Consequently, many are left struggling to find employment often lapsing into depression as they become aware of their own seemingly insignificance. Others are caught up into a system that promises much, but gives little that is lasting in return except an endless cycle of pointless pleasure and a constant desire for consumption. Almost everything in a technological society focuses on means; all aims and purposes are forgotten under the continual urge for progress with technology and efficiency becoming an end in itself.

Everyone is caught up in the system, and few know where they are going. So human beings become just another means in the technological cycle. When we cease to be technologically useful, we are discarded and thrown onto the scrapheap of life. Similarly, we end up going nowhere at greater and greater speed. We have been sold the illusion of freedom, choice and individuality. Thus, we have become slaves to an all-encompassing system, which shapes us and conforms us into its image and usefulness.

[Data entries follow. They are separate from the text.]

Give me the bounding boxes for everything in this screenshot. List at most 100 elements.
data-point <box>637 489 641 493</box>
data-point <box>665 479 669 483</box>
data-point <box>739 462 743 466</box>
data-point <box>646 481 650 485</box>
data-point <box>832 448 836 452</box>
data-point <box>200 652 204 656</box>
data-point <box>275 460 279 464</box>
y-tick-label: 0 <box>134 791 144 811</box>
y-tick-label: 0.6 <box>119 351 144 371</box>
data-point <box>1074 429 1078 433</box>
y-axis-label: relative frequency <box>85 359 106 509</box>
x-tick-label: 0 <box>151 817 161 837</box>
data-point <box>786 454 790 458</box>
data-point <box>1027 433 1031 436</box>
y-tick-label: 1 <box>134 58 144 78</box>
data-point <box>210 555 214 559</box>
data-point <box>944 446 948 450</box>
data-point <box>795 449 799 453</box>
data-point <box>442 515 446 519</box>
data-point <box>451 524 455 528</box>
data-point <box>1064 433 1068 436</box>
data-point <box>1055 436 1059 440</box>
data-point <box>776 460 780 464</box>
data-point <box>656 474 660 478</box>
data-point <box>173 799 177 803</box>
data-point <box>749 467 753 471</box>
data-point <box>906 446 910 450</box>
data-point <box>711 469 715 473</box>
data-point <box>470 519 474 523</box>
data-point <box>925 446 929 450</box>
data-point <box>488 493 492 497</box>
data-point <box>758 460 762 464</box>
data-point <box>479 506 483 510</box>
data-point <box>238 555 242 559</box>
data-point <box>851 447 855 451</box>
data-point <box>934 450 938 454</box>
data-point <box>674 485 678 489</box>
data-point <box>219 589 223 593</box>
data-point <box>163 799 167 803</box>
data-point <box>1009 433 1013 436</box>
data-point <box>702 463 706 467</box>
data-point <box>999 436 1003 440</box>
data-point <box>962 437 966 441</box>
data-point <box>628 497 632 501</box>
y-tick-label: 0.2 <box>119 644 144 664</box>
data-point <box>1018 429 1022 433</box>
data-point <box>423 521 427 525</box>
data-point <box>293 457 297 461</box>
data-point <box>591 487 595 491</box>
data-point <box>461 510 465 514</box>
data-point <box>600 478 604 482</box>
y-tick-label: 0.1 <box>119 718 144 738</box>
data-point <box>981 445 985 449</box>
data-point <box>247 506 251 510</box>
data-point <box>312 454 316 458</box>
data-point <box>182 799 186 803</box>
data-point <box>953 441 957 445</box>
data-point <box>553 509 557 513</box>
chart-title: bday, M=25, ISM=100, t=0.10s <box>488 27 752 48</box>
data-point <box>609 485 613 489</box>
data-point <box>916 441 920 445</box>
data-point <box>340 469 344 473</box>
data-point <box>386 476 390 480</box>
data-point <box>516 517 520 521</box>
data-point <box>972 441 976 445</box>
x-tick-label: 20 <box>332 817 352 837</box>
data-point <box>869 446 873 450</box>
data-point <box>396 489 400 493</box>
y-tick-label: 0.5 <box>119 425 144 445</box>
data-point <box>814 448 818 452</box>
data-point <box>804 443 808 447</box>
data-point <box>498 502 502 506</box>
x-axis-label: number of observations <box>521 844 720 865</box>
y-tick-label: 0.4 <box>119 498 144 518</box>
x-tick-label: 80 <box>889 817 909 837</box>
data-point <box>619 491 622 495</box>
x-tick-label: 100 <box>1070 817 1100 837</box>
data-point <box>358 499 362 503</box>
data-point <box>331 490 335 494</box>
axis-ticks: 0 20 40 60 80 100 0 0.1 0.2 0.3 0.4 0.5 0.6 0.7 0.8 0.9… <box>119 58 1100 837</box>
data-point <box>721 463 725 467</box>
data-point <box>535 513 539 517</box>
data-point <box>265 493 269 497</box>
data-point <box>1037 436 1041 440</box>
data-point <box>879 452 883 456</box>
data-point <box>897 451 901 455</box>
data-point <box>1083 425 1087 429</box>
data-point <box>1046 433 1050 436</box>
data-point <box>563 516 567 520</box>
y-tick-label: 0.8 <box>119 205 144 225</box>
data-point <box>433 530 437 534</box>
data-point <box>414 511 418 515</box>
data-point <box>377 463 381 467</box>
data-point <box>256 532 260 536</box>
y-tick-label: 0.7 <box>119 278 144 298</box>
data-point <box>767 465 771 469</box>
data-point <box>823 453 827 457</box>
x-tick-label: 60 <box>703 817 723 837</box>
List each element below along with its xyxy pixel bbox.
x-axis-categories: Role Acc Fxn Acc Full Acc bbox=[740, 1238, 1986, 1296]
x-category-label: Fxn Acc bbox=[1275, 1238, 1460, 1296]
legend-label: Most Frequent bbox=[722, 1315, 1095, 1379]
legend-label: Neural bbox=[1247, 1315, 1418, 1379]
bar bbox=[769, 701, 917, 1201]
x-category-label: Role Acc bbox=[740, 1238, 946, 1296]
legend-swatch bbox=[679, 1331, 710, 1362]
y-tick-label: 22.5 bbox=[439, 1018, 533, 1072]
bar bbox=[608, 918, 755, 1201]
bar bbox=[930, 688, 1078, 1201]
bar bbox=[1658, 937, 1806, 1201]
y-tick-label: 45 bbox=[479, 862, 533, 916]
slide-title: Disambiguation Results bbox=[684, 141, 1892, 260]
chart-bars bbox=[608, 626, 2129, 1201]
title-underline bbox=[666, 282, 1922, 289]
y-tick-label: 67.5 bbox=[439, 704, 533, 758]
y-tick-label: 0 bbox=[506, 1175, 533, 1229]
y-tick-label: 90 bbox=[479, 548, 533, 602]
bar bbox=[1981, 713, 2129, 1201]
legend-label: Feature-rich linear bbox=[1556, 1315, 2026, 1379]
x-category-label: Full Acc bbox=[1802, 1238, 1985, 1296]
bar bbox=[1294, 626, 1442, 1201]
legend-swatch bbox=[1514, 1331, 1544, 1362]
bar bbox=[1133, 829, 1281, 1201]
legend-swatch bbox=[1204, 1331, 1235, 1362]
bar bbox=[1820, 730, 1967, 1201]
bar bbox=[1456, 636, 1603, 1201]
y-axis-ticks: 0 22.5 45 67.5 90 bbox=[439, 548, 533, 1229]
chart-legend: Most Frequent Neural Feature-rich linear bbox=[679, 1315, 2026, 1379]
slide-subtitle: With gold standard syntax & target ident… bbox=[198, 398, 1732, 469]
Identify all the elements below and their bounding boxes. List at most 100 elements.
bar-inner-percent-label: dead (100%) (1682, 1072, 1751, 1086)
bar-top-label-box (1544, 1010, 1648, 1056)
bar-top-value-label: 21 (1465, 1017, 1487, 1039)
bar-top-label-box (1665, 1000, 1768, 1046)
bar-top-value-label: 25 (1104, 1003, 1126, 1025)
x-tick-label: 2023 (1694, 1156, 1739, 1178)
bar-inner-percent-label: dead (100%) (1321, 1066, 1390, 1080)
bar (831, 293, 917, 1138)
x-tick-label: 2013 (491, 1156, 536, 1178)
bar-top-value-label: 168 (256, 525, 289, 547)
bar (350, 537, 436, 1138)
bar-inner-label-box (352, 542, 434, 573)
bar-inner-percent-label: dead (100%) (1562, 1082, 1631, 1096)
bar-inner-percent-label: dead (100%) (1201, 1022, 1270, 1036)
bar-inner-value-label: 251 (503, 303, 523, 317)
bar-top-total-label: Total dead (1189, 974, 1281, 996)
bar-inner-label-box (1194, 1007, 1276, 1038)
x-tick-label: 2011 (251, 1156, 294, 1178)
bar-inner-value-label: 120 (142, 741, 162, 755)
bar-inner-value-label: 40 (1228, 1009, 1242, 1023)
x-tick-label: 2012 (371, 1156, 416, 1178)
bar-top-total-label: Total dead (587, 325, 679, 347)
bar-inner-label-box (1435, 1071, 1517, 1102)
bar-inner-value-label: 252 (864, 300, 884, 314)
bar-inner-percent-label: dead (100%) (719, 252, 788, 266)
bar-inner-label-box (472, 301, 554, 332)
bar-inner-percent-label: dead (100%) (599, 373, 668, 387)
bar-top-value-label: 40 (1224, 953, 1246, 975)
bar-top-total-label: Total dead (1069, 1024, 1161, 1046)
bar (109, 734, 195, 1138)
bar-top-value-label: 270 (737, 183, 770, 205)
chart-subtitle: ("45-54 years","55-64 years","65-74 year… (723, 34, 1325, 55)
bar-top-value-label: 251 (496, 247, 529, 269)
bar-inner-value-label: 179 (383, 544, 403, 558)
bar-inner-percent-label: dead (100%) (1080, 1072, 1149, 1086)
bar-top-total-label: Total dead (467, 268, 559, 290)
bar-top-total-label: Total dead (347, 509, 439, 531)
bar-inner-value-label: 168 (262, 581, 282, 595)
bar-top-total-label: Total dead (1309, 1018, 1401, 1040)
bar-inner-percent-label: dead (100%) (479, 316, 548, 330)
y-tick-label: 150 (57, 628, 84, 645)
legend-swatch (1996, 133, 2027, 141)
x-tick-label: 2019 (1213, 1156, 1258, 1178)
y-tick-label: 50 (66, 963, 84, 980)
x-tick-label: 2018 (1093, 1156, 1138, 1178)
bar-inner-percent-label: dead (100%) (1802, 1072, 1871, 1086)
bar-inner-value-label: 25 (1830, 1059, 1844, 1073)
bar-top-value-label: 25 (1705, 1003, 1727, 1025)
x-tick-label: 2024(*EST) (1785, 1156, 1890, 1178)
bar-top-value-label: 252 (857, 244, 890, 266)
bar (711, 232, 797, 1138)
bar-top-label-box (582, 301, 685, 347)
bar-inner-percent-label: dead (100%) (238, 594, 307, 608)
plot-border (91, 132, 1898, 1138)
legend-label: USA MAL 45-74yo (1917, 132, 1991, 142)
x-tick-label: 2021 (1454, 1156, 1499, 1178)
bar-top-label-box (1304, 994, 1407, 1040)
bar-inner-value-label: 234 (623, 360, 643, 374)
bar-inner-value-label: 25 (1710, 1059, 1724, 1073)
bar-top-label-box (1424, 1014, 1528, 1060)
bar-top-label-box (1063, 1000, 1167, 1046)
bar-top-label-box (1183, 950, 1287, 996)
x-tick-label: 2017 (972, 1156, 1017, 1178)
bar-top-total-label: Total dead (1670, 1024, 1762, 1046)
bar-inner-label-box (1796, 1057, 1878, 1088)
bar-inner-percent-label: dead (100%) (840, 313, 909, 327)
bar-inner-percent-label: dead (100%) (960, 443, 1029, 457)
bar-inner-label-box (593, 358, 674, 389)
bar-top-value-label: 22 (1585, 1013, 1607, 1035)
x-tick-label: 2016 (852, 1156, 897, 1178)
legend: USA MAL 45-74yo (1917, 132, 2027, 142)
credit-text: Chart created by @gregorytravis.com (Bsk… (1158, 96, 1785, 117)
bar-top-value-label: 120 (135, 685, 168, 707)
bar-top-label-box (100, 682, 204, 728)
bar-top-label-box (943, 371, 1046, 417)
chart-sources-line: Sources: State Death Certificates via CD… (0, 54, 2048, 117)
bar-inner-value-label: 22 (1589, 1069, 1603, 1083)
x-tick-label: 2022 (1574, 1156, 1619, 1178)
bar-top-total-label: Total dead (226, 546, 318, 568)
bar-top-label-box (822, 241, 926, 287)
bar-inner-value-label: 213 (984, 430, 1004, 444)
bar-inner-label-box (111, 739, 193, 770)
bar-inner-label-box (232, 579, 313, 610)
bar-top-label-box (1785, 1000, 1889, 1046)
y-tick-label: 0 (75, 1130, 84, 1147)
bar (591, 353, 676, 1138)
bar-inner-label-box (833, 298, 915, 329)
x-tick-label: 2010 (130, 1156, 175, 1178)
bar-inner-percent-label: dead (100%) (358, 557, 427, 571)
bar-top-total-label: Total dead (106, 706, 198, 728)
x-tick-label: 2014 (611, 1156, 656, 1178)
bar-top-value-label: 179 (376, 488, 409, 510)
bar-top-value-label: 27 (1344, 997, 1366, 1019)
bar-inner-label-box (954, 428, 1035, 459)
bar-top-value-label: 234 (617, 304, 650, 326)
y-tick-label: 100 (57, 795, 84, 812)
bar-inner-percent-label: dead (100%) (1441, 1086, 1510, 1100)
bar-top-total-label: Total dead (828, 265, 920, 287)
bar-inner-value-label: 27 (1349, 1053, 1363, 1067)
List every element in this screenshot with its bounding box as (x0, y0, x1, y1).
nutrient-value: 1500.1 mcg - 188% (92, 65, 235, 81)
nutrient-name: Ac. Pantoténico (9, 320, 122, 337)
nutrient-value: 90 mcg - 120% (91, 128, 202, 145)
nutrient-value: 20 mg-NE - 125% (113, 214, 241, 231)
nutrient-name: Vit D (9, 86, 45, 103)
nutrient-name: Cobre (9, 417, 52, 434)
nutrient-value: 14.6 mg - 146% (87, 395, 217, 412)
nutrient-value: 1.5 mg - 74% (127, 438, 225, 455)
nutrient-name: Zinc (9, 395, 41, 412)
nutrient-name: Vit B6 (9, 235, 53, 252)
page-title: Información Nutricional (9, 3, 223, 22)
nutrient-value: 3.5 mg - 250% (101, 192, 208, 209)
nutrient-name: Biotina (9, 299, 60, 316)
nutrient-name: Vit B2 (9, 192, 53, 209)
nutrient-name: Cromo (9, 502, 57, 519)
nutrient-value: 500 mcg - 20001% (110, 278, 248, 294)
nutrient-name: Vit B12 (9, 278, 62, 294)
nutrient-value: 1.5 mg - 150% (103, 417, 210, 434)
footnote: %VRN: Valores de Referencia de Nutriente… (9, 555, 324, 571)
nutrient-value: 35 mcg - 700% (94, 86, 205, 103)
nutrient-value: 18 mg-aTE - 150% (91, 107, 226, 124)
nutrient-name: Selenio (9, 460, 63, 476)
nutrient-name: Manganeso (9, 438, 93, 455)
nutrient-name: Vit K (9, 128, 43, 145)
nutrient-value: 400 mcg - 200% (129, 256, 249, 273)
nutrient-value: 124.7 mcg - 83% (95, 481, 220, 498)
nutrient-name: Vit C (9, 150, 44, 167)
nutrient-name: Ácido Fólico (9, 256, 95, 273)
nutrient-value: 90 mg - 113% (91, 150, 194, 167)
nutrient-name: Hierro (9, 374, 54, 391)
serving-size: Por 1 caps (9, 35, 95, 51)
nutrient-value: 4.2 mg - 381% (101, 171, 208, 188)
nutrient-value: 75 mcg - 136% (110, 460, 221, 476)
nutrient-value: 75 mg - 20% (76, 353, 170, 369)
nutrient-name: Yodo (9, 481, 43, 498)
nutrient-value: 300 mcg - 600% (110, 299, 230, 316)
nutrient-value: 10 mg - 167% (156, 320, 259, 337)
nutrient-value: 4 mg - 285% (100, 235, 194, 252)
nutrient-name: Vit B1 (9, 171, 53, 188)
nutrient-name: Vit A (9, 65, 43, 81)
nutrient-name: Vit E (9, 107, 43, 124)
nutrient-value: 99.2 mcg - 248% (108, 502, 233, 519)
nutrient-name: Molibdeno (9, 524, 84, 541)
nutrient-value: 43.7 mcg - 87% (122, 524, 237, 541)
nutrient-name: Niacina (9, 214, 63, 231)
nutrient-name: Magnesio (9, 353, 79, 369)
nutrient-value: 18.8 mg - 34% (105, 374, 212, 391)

Many have inadvertently looked to technology for hope to get us out the mess created by technology. However, it is false hope. Hope is ultimately found in the Creator, and in the purposes for which we were created. It is not that technology brings no benefits it as many. However, it is when technology and the system it encourages are uncritically accepted that it becomes an end in itself that the problems arise. The result is not only dehumanisation but also disenchantment in a world that has been stripped of meaning and mystery. Today’s world is in desperate need of mystery and of the enchantment that originates from a deep and meaningful encounter with the living God. Only, such an encounter can move us beyond the disfigurement and despair created by technology and its systems. It does so, by reorientating us around the kingdom of God in all its mystery and enchantment.